Soon after retracing my steps, the highway offered me two alternatives, of which I chose the seaward, and came to Glen Mona, which winds for over four miles to the sea, and contains a waterfall.  I did not traverse the whole length of the glen, owing to the very wet and long nature of the footpath (a ten-mile walk would have been involved), but assiduously followed a narrow, evil-surfaced lane along the top of the glen, with, at whiles, glimpses of wooded ravine and grey sea, and a backward aspect of mist-soaked moorlands.  My effort to hug the coast was spoiled when the lane took a full sweep back to the main road, near Christ Church.  I crossed Glen Corony, and found another lane no better, that descended to the beautiful little hamlet called Cornah, built of stone with luxuriant gardens house-high.  There I paid a visit on foot to Ballaglass Falls, a wide cascade of three parts, not great or big, but of good effect.  The wet weather was making each fall a spectacular display.

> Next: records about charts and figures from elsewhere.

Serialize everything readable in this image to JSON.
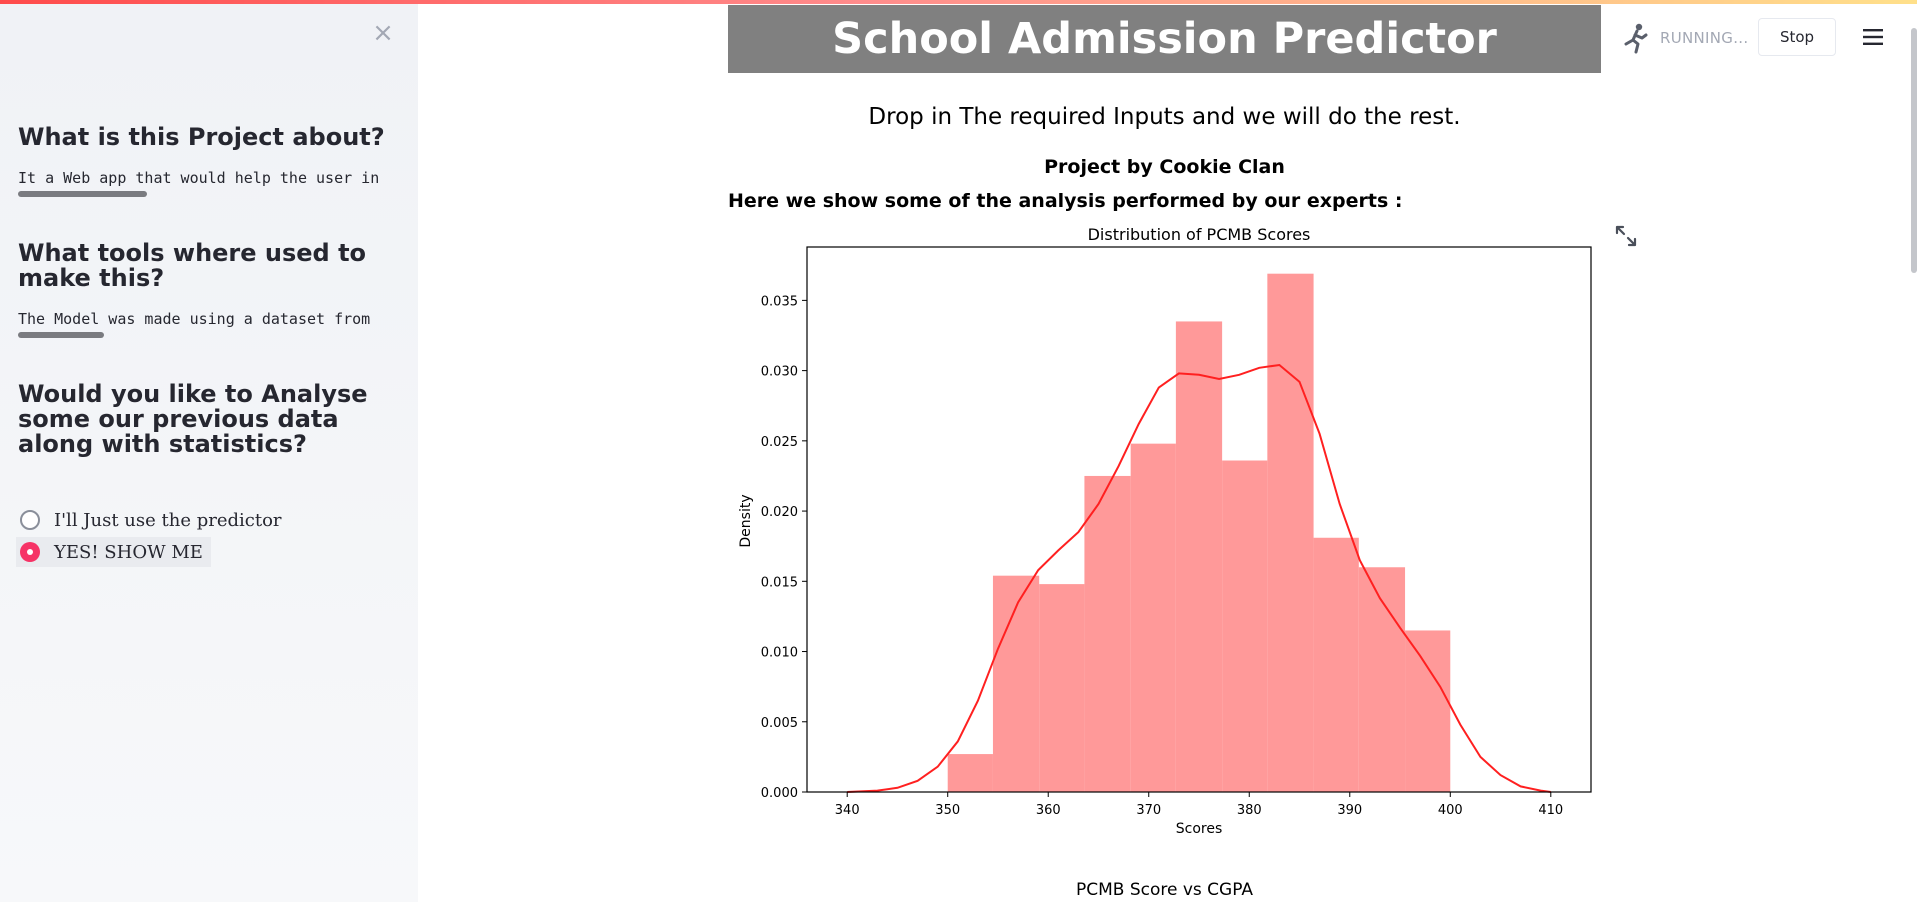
{
  "sidebar": {
    "close_icon": "close-icon",
    "sections": [
      {
        "heading": "What is this Project about?",
        "code_text": "It a Web app that would help the user in"
      },
      {
        "heading": "What tools where used to make this?",
        "code_text": "The Model was made using a dataset from"
      }
    ],
    "question": "Would you like to Analyse some our previous data along with statistics?",
    "radio_options": [
      "I'll Just use the predictor",
      "YES! SHOW ME"
    ],
    "radio_selected": "YES! SHOW ME",
    "accent_color": "#f63366"
  },
  "header": {
    "status": "RUNNING...",
    "stop_label": "Stop",
    "status_icon": "running-man-icon",
    "menu_icon": "hamburger-menu-icon"
  },
  "main": {
    "title": "School Admission Predictor",
    "subtitle": "Drop in The required Inputs and we will do the rest.",
    "byline": "Project by Cookie Clan",
    "analysis_note": "Here we show some of the analysis performed by our experts :",
    "expand_icon": "fullscreen-expand-icon",
    "next_chart_title": "PCMB Score vs CGPA"
  },
  "chart_data": {
    "type": "bar",
    "title": "Distribution of PCMB Scores",
    "xlabel": "Scores",
    "ylabel": "Density",
    "xlim": [
      336,
      414
    ],
    "ylim": [
      0,
      0.0388
    ],
    "xticks": [
      340,
      350,
      360,
      370,
      380,
      390,
      400,
      410
    ],
    "yticks": [
      0.0,
      0.005,
      0.01,
      0.015,
      0.02,
      0.025,
      0.03,
      0.035
    ],
    "ytick_labels": [
      "0.000",
      "0.005",
      "0.010",
      "0.015",
      "0.020",
      "0.025",
      "0.030",
      "0.035"
    ],
    "bar_color": "#ff9999",
    "line_color": "#ff2020",
    "bins": [
      {
        "x0": 350.0,
        "x1": 354.5,
        "value": 0.0027
      },
      {
        "x0": 354.5,
        "x1": 359.1,
        "value": 0.0154
      },
      {
        "x0": 359.1,
        "x1": 363.6,
        "value": 0.0148
      },
      {
        "x0": 363.6,
        "x1": 368.2,
        "value": 0.0225
      },
      {
        "x0": 368.2,
        "x1": 372.7,
        "value": 0.0248
      },
      {
        "x0": 372.7,
        "x1": 377.3,
        "value": 0.0335
      },
      {
        "x0": 377.3,
        "x1": 381.8,
        "value": 0.0236
      },
      {
        "x0": 381.8,
        "x1": 386.4,
        "value": 0.0369
      },
      {
        "x0": 386.4,
        "x1": 390.9,
        "value": 0.0181
      },
      {
        "x0": 390.9,
        "x1": 395.5,
        "value": 0.016
      },
      {
        "x0": 395.5,
        "x1": 400.0,
        "value": 0.0115
      }
    ],
    "kde": {
      "x": [
        340,
        343,
        345,
        347,
        349,
        351,
        353,
        355,
        357,
        359,
        361,
        363,
        365,
        367,
        369,
        371,
        373,
        375,
        377,
        379,
        381,
        383,
        385,
        387,
        389,
        391,
        393,
        395,
        397,
        399,
        401,
        403,
        405,
        407,
        409,
        410
      ],
      "y": [
        0.0,
        0.0001,
        0.0003,
        0.0008,
        0.0018,
        0.0036,
        0.0065,
        0.0102,
        0.0135,
        0.0158,
        0.0172,
        0.0185,
        0.0205,
        0.0232,
        0.0262,
        0.0288,
        0.0298,
        0.0297,
        0.0294,
        0.0297,
        0.0302,
        0.0304,
        0.0292,
        0.0255,
        0.0205,
        0.0165,
        0.0138,
        0.0117,
        0.0097,
        0.0075,
        0.0048,
        0.0025,
        0.0012,
        0.0004,
        0.0001,
        0.0
      ]
    }
  }
}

At Cornah, I was not more than 18 miles from Douglas, but such was the nature of the varied attempts to see the coast and the best the glens could offer, that the time was now 5pm.  I had left Douglas 12 hours before.  While I ate tea by the wayside above the hamlet, the rain ceased, and I was able to put my cape away.  Still faithfully seeking the sea by the aid of my ‘half-inch map’, I joined a rocky road by the farm of Ballafayle to Ballygarry, a bleak little hamlet, and so reached Maughhold.  Maughhold is quaint, possessing a sundial and Saxon cross of antiquity.  But greater is the headland reached by a short path – 300 ft cliffs down to the sea, and a rugged coastline, headlands and promontories at the foot of which the spindrift whirled and the breakers rolled white-capped.  In truth I had fallen in love with Manxland !

In The Isle of Man002

Two miles beyond Maughold, the earth suddenly fell away before me.  Ramsey was below, on the edge of level pastures, and a golden strip of sand edged the great sweep of the bay.  From Tableland Point I descended into the second town of the Island, and stayed there just long enough to lay my stock in for the night.  I never saw the promenade, but passed through along a road as flat as the last ones had been hilly.  As I rode nearest the coast, the sun came out, and I could see the sea glittering on my right.  When the road took a twist away from the coast, I turned along the first lane, and then became involved in a network of treacly marsh-lanes that finally ended at a gate.  Not two hundred yards away I could see a road and people passing to and fro, but such an area of the bog lay between that I turned back and made my way through laborious mud to the small compact village of Bride.  A heap of stones called a road took me along a dreary, windy level to the sea and the single farm grandly termed Port Cranstal.  The lighthouse on Point of Ayre was only a mile or so away, but there was no attraction in the ride, so I turned back to Bride and took the Jurby road along Glentruan, which is not a glen at all, but only a name.  The Jurby road is quite level and of excellent surface; moreover the scenery is rural with that strange air about it that makes it not English.